Speaking at a roundtable meeting organised by the Belgrade-based Coordination of Serbian associations of families of missing persons from the territory of the former Yugoslavia, Odalovic said that Kosovo-Metohija’s unilateral proclamation of independence and actions of international and Kosovo institutions formally do not mean anything for Serbia, however, they create problems in the field.
He said that the Commission has so far managed to maintain the continuity of activities through a working group run by the UN and 1,300 missing persons’ cases have been solved in that way so far.
However, now we are worried by the attitude of the international community and its mission in Kosovo, because if they transfer this task to institutions of the fake state of Kosovo, it will be very difficult for us to establish cooperation with them, Odalovic explained.
Speaking about cooperation with former Yugoslav republics, Odalovic said that contacts have been established recently with the Montenegrin commission for the missing.
In Bosnia and Herzegovina, we still have not managed to establish full cooperation. We have excellent coordination with the Commission of Republika Srpska, and in Croatia, although we signed bilateral agreements, we are worried by the slowness of exhumations and opening of graves whose locations are known, Odalovic said.
Odalovic said that Zagreb knows locations containing 500 buried bodies, and a particular problem is the large number of bodies that have been found, but are still unidentified.
He said that Pristina knows the locations of 400 bodies, Bosnia and Herzegovina of 600 bodies, but a large number of them are waiting for identification.
That is a serious problem since many families have given blood samples, but they still have not received any results concerning identification, Odalovic explained.

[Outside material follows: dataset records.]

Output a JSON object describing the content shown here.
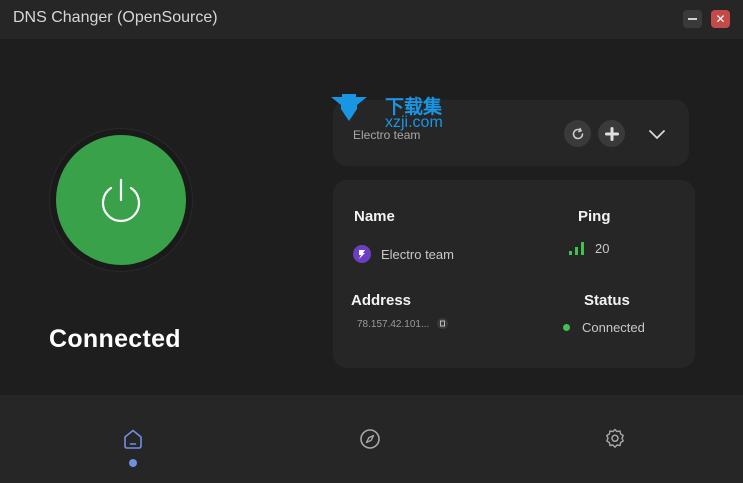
{
  "window": {
    "title": "DNS Changer (OpenSource)",
    "minimize_icon": "minimize-icon",
    "close_icon": "close-icon",
    "close_glyph": "✕"
  },
  "watermark": {
    "cn": "下载集",
    "url": "xzji.com"
  },
  "power": {
    "icon": "power-icon",
    "status": "Connected",
    "accent": "#3aa14b"
  },
  "selector": {
    "selected": "Electro team",
    "refresh_icon": "refresh-icon",
    "add_icon": "plus-icon",
    "dropdown_icon": "chevron-down-icon"
  },
  "info": {
    "name_label": "Name",
    "name_value": "Electro team",
    "ping_label": "Ping",
    "ping_value": "20",
    "address_label": "Address",
    "address_value": "78.157.42.101...",
    "status_label": "Status",
    "status_value": "Connected",
    "status_color": "#3fc24f"
  },
  "nav": {
    "items": [
      {
        "name": "home",
        "icon": "home-icon",
        "active": true
      },
      {
        "name": "explore",
        "icon": "compass-icon",
        "active": false
      },
      {
        "name": "settings",
        "icon": "gear-icon",
        "active": false
      }
    ],
    "active_color": "#6f8fe0"
  }
}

He referred to another two moments that are obstructing this process, instead of leading to stabilisation in the region, and they are the acquittals of Naser Oric and Ramus Haradinaj by the International Criminal Tribunal for the former Yugoslavia (ICTY), and statements of former ICTY Chief Prosecutor Carla del Ponte on trafficking in human organs and her claims that a large number of missing Serbs ended up in Albania.
Odalovic believes that a further investigation during Carla Del Ponte’s mandate would have led to the top of the Kosovo Liberation Army and representatives of the UNMIK administration in Kosovo, but that was too tall an order even for her.
That appalled the entire public and the families of the missing, but in all that, the good thing was that the Parliamentary Assembly of the Council of Europe appointed a rapporteur for this problem, Odalovic said.
The roundtable "Search for the missing persons and the rights of their families” brought together associations from Bosnia and Herzegovina, Republika Srpska, Montenegro and the International Committee of the Red Cross.